Similar to the main problem (1.1-1.3), to make the problem easy to handle, columns (and x)jAssociated) are created in an iterative manner following the column generation process. When it is linearly relaxed (e.g., x)j∈[0,1]) When its optimality is solved, the shadow value (e.g., shadow price) of constraint d can be determined (open time travel requirement, from w)dRepresentation).
For each possible backup pattern, process 200 uses a sub-problem (defined below) to calculate a potential improvement value (v) for the patternm+w|D|+1+(δi-0.1)w|D|+2-c) wherein w|D|+1Represents the shadow value associated with constraint (2.3), and (δ)i-0.1)w|D|+2Representing the shadow value associated with constraint (2.4). The improvement value represents the potential cost improvement a given mode would provide to the overall optimization model governed by the master set coverage problem.To shorten the solution time, a set of all possible backup duty patterns, I, is generated in the sub-problem. Variables of
Figure BDA0003470719070000221
For locating all of the on-duty days within the bidding period. If the t-day is the f-th shift day in this mode, then
Figure BDA0003470719070000222
Is 1, otherwise is 0.
Problem of refinement
Figure BDA0003470719070000223
Subject to
Figure BDA0003470719070000224
Figure BDA0003470719070000225
Figure BDA0003470719070000229
Figure BDA0003470719070000226
Figure BDA0003470719070000227
Figure BDA0003470719070000228
Figure BDA0003470719070000231
Figure BDA0003470719070000232
Figure BDA0003470719070000233
Figure BDA0003470719070000234
Figure BDA0003470719070000235
Figure BDA0003470719070000236
Figure BDA0003470719070000237
The stopping conditions for the refinement sub-problem are also modified. After solving the sub-problem, if vm+w|D|+1+(δi-0.1)w|D|+2>c, the system will rank qdAdded to the coverage matrix J with cost coefficients in the objective function
Figure BDA0003470719070000238
The system will assign to the new column
Figure BDA0003470719070000239
Otherwise, the system stops the subproblem and constrains it at full integer (e.g., x)jE {0,1}) to solve the main problem (2.1-2.5).

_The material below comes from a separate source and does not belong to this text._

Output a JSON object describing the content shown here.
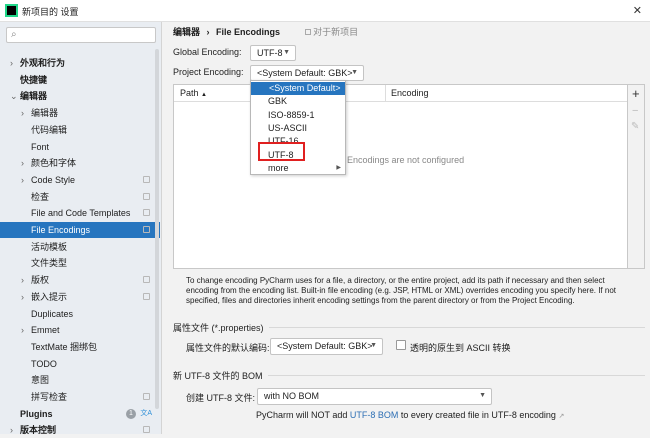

In the refinement sub-problem, the maximum v ismIs selected to create in the master questionEstablishing new column with coefficient vector of qd. M represents an element of the set M, including all legal watch block types (e.g., all watch block types that satisfy the minimum number of days (MB) on duty for each watch block). In the refinement of the constraint set of sub-problems (2.6), vmHas been modified from the constraint set (1.4) above, and the constraint sets (2.10) and (2.12) have been added to the refinement sub-problem. The remaining set of constraints in the refinement sub-problem are unchanged.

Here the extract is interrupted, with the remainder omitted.